The Weekend Series: five street-food sandwiches you need in your mouth right now
Being the insatiable food lovers we are, we’re always on the hunt for the next intriguing cuisine to tantalise our tastebuds. Last year we declared poke was on our hit list, and then lo and behold our prayers were answered with our very own poke joint. We’re going to try our luck again by putting our wishes out into the cosmos in the hopes that our positive thinking brings us street food-based blessings this year. Right now, the only thing on our mind is a killer sandwich, so we’ve scoured the web for the world’s most scrumptious street-food sandwiches that we’d love to see take off in Brisbane.
It’s not a stretch to see some enterprising eatery give this one a try. We’ve already got a plethora of Korean restaurants and even a few cheesesteak outlets – why not meet in the middle? This bulgogi cheesesteak sandwich (also referred to as a ‘koagie’) is becoming increasingly popular in the United States, where the Philadelphia street-food staple merges with spicy Korean flavours to create a scintillating combo. Sliced beef marinated in ginger, garlic, sugar, gochujang, soy sauce and rice vinegar is cooked and layered on a crusty baguette with caramelised onions and cheese (and even kimchi). What’s not to like?
Image: Spoon Fork Bacon
If you are a stickler for tradition and believe that a sandwich must feature bread in order for it to be a sandwich, then the patacón might not be your bag. If you like playing free and loose with the rules (we like your style), then this Venezuelan favourite could very well become your everything. A patacón substitutes bread for pressed green plantains that have been fried into crispy golden discs, which then hold a range of fillings from shredded beef to chicken. A staple of Venezuela’s street-food scene, we are eager to get our hands on these sandwich hybrids by any means.
Image: Que Rica Vida
Okay – we’re cheating here. This one isn’t necessarily street food but it’s a sandwich that is certainly on our hit list. Sweden is well known for taking liberties in its interpretation of the humble sandwich. The country has reinvented and redesigned the staple into something that’s a far cry from our ham, cheese and tomato sanga, which now seems paltry by comparison. Have a look at the smörgåstårta for example, which is literally translated to ‘sandwich cake’. This beautiful construction features several layers of rye bread filled with everything from liver pate, olives, shrimp, ham, egg, mayonnaise, caviar, cucumber and more. Ughn, cut us off a piece of that. We imagine this sandwich would be as hard to serve from a street-food stall or food truck as it is to pronounce, but we’ll be damned if we don’t want to see someone try.

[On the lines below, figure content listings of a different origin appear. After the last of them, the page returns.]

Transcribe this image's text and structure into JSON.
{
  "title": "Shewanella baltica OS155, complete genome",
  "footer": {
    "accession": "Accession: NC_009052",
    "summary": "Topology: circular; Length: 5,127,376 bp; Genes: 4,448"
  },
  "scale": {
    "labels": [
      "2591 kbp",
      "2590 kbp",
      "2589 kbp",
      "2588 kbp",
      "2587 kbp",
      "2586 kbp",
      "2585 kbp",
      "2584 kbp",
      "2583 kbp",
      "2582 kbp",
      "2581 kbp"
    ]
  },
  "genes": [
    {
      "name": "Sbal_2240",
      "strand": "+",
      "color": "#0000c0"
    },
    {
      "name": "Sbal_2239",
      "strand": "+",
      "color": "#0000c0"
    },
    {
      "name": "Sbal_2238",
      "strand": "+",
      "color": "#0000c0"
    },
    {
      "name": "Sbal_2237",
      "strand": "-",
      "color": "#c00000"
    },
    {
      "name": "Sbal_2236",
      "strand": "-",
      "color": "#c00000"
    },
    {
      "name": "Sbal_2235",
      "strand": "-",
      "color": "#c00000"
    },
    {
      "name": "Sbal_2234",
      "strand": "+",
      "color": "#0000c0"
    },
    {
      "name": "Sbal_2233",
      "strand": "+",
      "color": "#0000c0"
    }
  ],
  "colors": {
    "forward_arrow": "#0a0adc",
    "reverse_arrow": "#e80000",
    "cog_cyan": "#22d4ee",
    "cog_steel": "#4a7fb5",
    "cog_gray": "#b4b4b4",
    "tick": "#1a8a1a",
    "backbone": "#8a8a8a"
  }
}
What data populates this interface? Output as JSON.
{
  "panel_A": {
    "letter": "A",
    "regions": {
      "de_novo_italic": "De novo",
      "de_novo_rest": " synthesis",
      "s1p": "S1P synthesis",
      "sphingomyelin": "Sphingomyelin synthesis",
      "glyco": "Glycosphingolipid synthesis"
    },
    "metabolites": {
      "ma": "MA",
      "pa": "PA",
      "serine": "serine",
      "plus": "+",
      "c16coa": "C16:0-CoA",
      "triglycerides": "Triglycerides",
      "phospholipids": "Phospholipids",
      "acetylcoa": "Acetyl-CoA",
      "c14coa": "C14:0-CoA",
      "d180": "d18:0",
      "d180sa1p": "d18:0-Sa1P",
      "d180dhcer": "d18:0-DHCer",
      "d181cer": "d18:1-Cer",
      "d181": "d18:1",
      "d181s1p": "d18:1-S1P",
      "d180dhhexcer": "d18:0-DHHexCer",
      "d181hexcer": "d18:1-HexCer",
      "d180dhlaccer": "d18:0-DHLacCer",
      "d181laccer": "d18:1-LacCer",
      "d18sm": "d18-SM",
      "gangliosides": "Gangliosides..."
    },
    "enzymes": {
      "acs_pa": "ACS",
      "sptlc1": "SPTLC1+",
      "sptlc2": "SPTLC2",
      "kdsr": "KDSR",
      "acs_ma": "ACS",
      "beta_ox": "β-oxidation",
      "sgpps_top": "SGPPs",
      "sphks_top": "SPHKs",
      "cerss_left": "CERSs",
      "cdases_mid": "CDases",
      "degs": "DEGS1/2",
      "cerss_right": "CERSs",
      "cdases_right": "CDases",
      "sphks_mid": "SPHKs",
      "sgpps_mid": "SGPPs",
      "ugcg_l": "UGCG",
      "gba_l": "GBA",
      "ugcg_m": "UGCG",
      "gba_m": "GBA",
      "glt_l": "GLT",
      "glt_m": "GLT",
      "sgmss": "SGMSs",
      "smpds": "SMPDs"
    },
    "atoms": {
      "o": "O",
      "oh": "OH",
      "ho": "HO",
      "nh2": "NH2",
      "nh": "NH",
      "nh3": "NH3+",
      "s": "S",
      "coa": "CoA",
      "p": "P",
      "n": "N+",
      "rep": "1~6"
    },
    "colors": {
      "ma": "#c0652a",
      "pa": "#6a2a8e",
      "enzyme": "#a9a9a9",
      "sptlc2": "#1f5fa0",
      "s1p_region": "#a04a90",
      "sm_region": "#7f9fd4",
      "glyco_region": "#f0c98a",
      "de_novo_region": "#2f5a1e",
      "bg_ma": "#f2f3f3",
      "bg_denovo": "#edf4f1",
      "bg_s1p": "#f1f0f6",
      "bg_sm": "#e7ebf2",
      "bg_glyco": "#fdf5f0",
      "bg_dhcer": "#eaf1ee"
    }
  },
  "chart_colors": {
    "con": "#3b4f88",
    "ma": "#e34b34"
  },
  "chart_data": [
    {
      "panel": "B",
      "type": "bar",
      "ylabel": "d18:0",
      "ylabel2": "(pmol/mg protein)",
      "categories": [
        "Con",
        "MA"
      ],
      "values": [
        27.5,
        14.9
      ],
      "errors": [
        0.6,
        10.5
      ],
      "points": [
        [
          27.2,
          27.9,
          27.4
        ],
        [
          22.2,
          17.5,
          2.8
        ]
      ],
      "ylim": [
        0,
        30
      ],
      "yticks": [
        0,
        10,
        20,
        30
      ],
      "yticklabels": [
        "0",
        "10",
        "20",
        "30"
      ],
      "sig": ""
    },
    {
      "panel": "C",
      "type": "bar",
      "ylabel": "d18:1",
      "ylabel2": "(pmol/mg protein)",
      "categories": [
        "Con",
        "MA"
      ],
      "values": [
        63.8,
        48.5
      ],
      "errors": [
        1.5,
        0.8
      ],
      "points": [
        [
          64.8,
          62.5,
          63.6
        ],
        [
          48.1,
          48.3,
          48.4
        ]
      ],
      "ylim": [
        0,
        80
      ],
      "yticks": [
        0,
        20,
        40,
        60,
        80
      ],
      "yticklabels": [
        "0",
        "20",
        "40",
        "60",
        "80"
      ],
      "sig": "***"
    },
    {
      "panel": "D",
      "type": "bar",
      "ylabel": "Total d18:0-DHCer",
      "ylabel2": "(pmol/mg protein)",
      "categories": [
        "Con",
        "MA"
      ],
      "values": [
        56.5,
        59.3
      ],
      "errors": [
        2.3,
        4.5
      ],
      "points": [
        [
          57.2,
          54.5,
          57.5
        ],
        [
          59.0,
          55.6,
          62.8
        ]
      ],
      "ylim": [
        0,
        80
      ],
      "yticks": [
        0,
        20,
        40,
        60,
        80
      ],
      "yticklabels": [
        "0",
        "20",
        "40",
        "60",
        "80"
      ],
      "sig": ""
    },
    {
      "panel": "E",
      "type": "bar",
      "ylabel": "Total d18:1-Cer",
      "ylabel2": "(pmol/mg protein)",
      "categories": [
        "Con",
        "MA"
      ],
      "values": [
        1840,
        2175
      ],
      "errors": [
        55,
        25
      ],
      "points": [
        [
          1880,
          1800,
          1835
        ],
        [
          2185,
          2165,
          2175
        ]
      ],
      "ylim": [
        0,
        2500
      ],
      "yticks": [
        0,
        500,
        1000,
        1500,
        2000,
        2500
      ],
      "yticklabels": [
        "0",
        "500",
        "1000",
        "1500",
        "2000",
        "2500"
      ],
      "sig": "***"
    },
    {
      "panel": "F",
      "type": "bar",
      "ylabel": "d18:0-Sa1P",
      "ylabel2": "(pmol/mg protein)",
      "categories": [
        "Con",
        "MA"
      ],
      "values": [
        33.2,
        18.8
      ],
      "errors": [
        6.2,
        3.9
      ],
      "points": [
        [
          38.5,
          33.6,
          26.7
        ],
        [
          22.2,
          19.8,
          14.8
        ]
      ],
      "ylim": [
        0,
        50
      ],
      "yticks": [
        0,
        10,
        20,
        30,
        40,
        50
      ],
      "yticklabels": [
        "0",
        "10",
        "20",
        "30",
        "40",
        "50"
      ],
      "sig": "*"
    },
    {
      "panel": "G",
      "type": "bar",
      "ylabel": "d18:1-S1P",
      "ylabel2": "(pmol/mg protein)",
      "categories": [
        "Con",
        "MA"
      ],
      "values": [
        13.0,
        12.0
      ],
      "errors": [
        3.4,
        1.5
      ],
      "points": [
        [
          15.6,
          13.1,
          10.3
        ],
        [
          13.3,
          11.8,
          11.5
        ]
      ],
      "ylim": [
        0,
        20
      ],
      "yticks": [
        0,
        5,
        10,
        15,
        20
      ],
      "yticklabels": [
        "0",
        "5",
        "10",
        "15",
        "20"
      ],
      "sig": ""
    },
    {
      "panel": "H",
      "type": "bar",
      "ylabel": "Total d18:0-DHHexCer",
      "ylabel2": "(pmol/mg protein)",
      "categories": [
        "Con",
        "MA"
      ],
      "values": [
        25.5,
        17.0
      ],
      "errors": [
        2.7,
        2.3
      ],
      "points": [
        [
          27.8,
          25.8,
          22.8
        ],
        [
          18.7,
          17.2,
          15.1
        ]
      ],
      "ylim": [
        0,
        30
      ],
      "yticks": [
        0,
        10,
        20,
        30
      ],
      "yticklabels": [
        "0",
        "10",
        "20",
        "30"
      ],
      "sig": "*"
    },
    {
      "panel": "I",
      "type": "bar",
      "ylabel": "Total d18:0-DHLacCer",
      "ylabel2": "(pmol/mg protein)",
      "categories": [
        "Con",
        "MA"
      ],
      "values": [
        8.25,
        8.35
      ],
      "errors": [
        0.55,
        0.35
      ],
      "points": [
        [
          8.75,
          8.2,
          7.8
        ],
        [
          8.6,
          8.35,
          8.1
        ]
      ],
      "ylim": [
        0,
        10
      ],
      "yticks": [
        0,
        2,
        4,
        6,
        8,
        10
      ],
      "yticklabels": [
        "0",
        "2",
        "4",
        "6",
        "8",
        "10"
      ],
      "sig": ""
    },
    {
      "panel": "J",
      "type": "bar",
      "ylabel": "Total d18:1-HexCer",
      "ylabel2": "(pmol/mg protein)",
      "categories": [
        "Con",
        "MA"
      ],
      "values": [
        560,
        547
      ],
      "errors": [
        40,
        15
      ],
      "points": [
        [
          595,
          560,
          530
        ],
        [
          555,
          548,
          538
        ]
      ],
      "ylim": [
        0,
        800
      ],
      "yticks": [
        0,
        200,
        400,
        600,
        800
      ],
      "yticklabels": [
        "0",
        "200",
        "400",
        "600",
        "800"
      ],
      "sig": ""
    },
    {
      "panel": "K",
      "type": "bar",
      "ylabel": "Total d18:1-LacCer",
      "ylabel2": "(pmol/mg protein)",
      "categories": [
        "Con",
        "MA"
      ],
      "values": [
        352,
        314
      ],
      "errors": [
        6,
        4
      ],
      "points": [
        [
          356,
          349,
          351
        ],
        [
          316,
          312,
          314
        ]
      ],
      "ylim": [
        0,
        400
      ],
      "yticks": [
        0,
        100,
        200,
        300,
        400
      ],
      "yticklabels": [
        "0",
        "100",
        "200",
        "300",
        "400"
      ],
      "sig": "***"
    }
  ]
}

Our next entrant on this list also comes from South America, and is particularly popular in Argentina, Uruguay, Chile and Brazil. The name choripán comes from a combination of the sandwich’s key ingredients – chorizo and pan (crusty bread). This simple sambo features a grilled sausage split length-wise, topped with a garlic-laden chimichurri sauce before being served on a crusty roll. What choripáns lack in sophistication they more than make up for in flavour and convenience, making it one of the most popular items at street stalls and sport venues across South America. We love chorizo too, so why can’t we get in on the action?
Image: Tara’s Multicultural Table
What started as one of the most humble of India’s street foods has gradually emerged as one of the most popular. This dish features a batata vada – or spiced and fried balls of potato (that’s how we love our spuds, too) – served between two small slices of bread (also known as pav) and served with fried green chillies as well as a mix of sweet and green chutneys. This sandwich is great for any time of day and is as filling as it is easy to prepare.